- Alphabet-backed firm isn't deterred by regulatory challenges
- Health companies got 31% of GV's investment dollars in 2015
Bill Maris, founder of Google Ventures, has a purse full of Alphabet Inc.’s cash and a mandate to spend it on big ideas. Having made a name in tech investments, he now wants his firm to be known as a big player in health care and biotech.
Rebranded as GV in December, the venture capital fund has $2.4 billion under management and last year about a third of its investments were in health care, Maris said. Compare that with storied Silicon Valley venture firm Andreessen Horowitz, which in November announced a $200 million health fund limited to tech-based approaches. GV is going further, making bets in sectors overseen by the Food and Drug Administration like drugs and medical devices. Maris says he’s willing to deal with long schedules and regulatory hiccups.
“I care that the technology works,” Maris said. “The rest will follow.”
That wide spectrum of health investments and willingness to take on regulatory risk is unusual.
“It’s really hard to find a firm that operates in all these domains,” said Malay Gandhi, former managing director of San Francisco-based digital health venture firm Rock Health. “And they’re not dabbling either. It’s multiple companies per category, with big check sizes.”
GV is also different from many venture firms in that its funding comes entirely from a single entity with massive resources.
“I spend no time fundraising,” Maris said in an interview. “Alphabet can give us as much money as we want. They can’t give us time back, so we invest time even more carefully than money.”
Health care became GV’s largest investment category in 2014, topping consumer, data and artificial intelligence, enterprise and robotics. In 2013, only 6 percent of GV’s investments were in health care. That jumped to 34 percent in 2014 and 31 percent in 2015, and Maris may expand his team of five partners who cover the industry this year.
Maris’s interest in health goes back to his undergraduate days, when he studied neuroscience at Middlebury College. Soon after graduating, he worked as a biotechnology portfolio manager at the Swedish investment firm Investor AB. He stayed there for six months, then quit and started a Web-hosting company, Burlee.com, funding it with credit cards. He sold it in 2002, and started what is now GV in 2009.
Many tech-oriented venture-capital firms have zeroed in on health care in recent years, but they have avoided areas that would be overseen by the FDA because it can take more than a decade to get a product through the required preclinical testing and multiple human trials needed for approval. GV invested last year in Editas Medicines Inc., which began trading as a public company on Feb. 3. Its first human trials for its gene-editing technology won’t start until 2017.
Another GV-backed company is Denali Therapeutics Inc., a biotech founded in May by former Genentech scientists to work on treatments for neurodegenerative diseases. Denali hasn’t publicly identified the drug candidates it’s working on, let alone said when it will start trials.
That’s a different approach than some of the tech world’s forays into health. Andreessen Horowitz General Partner Vijay Pande, who oversees his firm’s new health fund, said in a blog post that he doesn’t like traditional biotech because of “risks due to side effects, additional regulatory issues and so on.” The fund plans to stick to digital-only approaches. Bloomberg LP, the parent company of Bloomberg News, is an investor in Andreessen Horowitz.
When describing his vision for GV and the health-care areas he wants to invest in, Maris lists genomics, cancer, central nervous system disorders and aging, focusing on either technology or therapeutics. Maris’s targets include areas where drugmakers have struggled to find breakthroughs.

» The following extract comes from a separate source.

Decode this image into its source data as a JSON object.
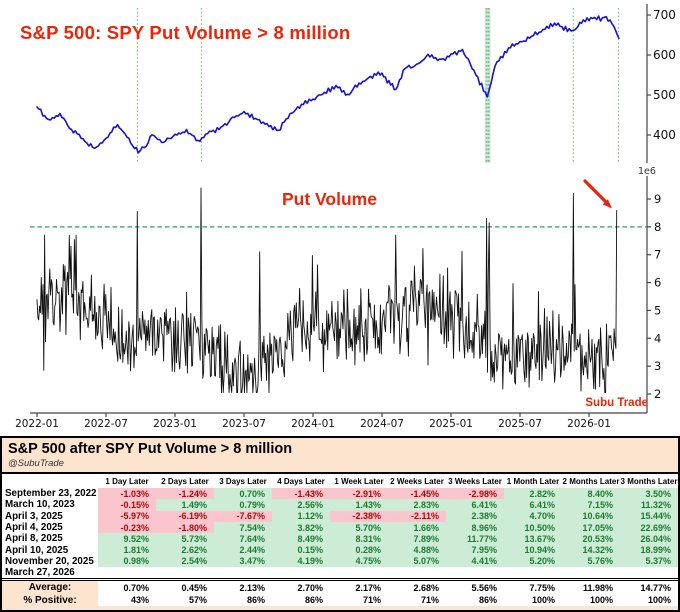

Among age-related diseases, for example, there have been more than 100 attempts to develop an Alzheimer’s treatment since 1998, and all have failed. At the same time, any successful treatment would have multibillion-dollar markets.
“Often, the ones that are most controversial -- Uber, Foundation -- have the most spectacular outcomes, good or bad,” Maris said. “We are looking for spectacular outcomes. The most you can lose is all of your money.” The gains can be far larger, he said.
Despite Maris’s confidence, some of GV’s health companies have faced significant challenges. Foundation Medicine Inc., backed by GV since 2011, has been slow to get insurers to cover its genetic profiles of cancer tumors. The FDA stopped 23andMe Inc., a GV company since 2010, from providing health analysis along with its genetic-sequencing service for a year. While it’s now cleared to give consumers reports on carrier status for some genetic diseases, it’s a limited subset compared to what was previously offered.
As for Editas, it’s not yet known how regulators will approach a technology that can directly edit the human genome, or what price such a treatment could command if it works. GV declined to comment on whether it sold any of its stake in the IPO.
How those bets and others turn out will be the measure of whether GV is as savvy as traditional biotech venture firms that have more experience navigating the FDA, and can bring additional advantages as well. Gandhi, the former Rock Health managing director, said only time will show if Maris and GV’s strategy is the right one.
“It’s too early to tell if they have good bets in place,” he said.